Science Fiction Book Review

Heart of the Comet

by Gregory Benford and David Brin
Reviewed date: 2005 Dec 14
Rating: 3
477 pages
cover art

The mission: rendezvous with Halley's Comet, take up residence on the icy rock, and fit the comet with engines. Then spend most of the 76-year round trip in deepsleep, an experimental cryogenics technology. When the comet nears Earth again, use the engines to shift its orbit permanently near Earth, enabling easy access to mine the comet for its resources.

If the crewmen of Halley's Comet survive and succeed, they will have given Earth a gift: the technologies (deepsleep and comet-steering) needed to reach the stars.

Of course trouble starts right away. The crew of several hundred is divided between genetically-enhanced Percells and genetically normal Orthos. The Percells think themselves a sort of Ubermenschen, a better breed of human; the Orthos are suspicious of the Percells and accuse them of plotting a takeover. Expedition leader Carl Osborn (a Percell) soon finds himself the leader of actively warring factions.

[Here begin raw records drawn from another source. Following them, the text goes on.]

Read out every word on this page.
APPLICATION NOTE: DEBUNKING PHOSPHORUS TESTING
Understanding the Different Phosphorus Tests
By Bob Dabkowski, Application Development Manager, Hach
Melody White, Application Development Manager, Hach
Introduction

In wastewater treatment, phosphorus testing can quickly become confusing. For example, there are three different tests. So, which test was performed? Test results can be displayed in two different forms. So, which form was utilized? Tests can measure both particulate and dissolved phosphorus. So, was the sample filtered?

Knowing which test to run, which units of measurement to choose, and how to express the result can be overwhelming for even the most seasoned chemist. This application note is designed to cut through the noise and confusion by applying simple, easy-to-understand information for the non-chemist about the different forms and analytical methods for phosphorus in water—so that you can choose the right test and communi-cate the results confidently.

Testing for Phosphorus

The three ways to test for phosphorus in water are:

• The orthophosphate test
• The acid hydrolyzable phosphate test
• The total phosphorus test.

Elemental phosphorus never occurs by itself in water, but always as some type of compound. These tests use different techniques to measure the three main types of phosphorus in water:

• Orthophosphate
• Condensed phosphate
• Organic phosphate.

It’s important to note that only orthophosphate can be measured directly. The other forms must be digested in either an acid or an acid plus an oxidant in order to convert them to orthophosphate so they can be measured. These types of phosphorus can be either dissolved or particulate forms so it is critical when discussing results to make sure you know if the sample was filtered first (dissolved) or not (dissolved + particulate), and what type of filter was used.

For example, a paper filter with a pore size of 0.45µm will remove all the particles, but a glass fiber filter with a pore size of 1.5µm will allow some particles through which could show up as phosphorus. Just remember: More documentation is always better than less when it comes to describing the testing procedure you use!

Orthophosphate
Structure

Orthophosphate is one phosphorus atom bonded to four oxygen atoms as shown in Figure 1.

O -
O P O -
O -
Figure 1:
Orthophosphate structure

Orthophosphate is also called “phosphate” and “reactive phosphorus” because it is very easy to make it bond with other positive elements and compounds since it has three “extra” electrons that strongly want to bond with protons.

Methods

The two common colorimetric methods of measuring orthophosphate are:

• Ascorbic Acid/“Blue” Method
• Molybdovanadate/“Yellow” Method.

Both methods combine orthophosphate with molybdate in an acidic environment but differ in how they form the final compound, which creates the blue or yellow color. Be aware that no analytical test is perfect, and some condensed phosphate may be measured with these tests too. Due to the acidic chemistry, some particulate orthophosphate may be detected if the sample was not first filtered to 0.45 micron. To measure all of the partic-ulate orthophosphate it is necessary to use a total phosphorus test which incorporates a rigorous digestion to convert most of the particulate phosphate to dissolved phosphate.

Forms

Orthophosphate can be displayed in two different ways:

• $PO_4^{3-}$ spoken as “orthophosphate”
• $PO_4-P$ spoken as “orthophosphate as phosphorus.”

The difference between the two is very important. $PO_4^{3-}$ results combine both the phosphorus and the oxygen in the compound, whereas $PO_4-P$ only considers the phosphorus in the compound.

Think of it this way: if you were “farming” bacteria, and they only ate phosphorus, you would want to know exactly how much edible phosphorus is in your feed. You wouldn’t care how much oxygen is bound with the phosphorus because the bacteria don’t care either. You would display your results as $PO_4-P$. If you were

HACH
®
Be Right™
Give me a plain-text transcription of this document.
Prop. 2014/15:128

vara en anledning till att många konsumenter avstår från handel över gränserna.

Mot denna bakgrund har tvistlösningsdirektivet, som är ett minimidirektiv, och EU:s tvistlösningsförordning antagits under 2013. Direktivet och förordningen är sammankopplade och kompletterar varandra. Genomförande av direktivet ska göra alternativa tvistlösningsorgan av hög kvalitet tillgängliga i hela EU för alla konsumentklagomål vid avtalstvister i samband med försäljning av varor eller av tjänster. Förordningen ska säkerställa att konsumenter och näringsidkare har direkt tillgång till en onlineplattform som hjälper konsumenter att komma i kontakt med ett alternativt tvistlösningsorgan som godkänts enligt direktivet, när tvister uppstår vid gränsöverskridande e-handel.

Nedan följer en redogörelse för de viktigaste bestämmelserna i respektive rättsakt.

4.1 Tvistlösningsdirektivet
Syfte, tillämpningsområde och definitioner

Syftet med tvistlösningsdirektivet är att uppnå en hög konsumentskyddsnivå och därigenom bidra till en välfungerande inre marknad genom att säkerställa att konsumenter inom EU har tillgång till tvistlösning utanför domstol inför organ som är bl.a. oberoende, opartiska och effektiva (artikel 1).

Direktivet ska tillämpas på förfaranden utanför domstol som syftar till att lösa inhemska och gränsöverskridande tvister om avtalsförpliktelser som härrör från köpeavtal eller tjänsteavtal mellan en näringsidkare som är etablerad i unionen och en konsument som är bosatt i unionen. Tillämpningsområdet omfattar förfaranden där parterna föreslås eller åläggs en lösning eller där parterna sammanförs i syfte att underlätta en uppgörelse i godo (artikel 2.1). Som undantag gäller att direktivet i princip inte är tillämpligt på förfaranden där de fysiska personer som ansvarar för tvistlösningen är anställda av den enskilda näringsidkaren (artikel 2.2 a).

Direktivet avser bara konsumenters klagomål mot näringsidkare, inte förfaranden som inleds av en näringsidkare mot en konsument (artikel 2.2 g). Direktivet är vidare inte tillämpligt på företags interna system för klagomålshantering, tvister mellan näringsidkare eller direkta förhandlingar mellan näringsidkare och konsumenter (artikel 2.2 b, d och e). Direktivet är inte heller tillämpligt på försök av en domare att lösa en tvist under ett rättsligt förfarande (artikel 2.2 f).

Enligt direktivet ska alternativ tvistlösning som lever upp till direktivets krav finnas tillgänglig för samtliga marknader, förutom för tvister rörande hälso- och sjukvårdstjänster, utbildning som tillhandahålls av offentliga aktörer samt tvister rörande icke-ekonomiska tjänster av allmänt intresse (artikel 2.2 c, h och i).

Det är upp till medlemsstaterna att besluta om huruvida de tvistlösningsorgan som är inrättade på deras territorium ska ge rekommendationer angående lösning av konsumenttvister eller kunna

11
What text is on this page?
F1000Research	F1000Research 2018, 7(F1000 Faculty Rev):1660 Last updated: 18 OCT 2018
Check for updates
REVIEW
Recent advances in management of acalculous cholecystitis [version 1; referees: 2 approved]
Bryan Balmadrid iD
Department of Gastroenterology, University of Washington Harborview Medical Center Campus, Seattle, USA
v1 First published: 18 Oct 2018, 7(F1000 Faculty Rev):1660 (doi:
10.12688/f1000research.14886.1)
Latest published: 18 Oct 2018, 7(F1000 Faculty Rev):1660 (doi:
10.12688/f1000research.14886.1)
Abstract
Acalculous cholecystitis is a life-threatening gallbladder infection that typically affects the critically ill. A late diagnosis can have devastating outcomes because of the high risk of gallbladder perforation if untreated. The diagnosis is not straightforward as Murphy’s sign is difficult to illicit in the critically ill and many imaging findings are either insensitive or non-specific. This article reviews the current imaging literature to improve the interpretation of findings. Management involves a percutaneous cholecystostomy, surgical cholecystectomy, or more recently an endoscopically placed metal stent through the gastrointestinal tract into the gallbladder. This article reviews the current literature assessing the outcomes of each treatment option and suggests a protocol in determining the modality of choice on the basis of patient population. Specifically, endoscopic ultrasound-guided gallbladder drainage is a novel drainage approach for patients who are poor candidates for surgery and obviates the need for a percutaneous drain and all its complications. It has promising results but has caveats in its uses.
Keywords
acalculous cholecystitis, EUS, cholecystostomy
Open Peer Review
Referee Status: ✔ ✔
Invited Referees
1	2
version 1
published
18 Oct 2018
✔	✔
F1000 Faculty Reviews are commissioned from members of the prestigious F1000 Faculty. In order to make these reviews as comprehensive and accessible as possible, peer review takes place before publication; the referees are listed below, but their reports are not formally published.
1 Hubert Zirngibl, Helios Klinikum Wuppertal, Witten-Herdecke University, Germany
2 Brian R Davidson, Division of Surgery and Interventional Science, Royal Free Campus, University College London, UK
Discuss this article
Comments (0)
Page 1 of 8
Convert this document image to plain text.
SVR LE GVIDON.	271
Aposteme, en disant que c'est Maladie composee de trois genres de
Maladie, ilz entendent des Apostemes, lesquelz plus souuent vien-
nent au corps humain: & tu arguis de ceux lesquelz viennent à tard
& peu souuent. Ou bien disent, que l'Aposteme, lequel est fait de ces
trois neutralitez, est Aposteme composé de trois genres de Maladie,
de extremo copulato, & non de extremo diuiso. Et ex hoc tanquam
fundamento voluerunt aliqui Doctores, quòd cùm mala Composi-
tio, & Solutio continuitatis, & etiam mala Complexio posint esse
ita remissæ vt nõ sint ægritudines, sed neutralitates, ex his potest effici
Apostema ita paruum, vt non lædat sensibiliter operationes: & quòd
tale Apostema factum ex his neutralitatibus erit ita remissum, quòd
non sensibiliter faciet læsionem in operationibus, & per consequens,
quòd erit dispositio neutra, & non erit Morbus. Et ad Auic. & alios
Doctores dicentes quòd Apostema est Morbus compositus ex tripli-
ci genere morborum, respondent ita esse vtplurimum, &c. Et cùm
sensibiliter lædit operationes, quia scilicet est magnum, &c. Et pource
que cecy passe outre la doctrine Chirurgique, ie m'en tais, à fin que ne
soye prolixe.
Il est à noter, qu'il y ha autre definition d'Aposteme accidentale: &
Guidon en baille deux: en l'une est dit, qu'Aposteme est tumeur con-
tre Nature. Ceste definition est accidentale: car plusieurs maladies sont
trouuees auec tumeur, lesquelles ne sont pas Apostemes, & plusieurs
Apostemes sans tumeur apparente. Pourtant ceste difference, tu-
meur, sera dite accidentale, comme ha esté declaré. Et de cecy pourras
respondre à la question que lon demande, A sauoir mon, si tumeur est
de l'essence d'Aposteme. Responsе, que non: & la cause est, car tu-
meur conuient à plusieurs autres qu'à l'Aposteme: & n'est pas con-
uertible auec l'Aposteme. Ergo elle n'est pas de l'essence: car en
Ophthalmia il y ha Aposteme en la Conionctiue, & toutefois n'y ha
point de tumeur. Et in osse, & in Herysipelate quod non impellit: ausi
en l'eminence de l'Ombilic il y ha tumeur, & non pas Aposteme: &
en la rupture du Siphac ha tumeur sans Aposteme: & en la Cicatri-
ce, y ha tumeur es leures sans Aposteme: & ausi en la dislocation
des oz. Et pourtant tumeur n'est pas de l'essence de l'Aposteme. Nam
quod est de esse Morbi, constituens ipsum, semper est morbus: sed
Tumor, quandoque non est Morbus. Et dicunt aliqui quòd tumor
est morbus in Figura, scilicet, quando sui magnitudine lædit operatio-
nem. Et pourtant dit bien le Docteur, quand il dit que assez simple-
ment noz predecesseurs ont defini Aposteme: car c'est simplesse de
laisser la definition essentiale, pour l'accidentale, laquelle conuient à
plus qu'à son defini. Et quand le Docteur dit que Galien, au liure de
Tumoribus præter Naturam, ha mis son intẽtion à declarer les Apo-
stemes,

Meanwhile, expedition doctor Saul Lintz has his hands full fighting a series of full-borne disease epidemics that decimate the crew and leave them dangerously undermanned. His lover, computer whiz Virginia Herbert, creates a stochastic computer whose computing power far outstrips anything available elsewhere, which she uses to assist Saul.

As if that were not enough, political changes on Earth result in a government openly hostile to the Halley mission, even to the point of trying to sabotage the mission.

All in all a decent book, if a bit dull at times.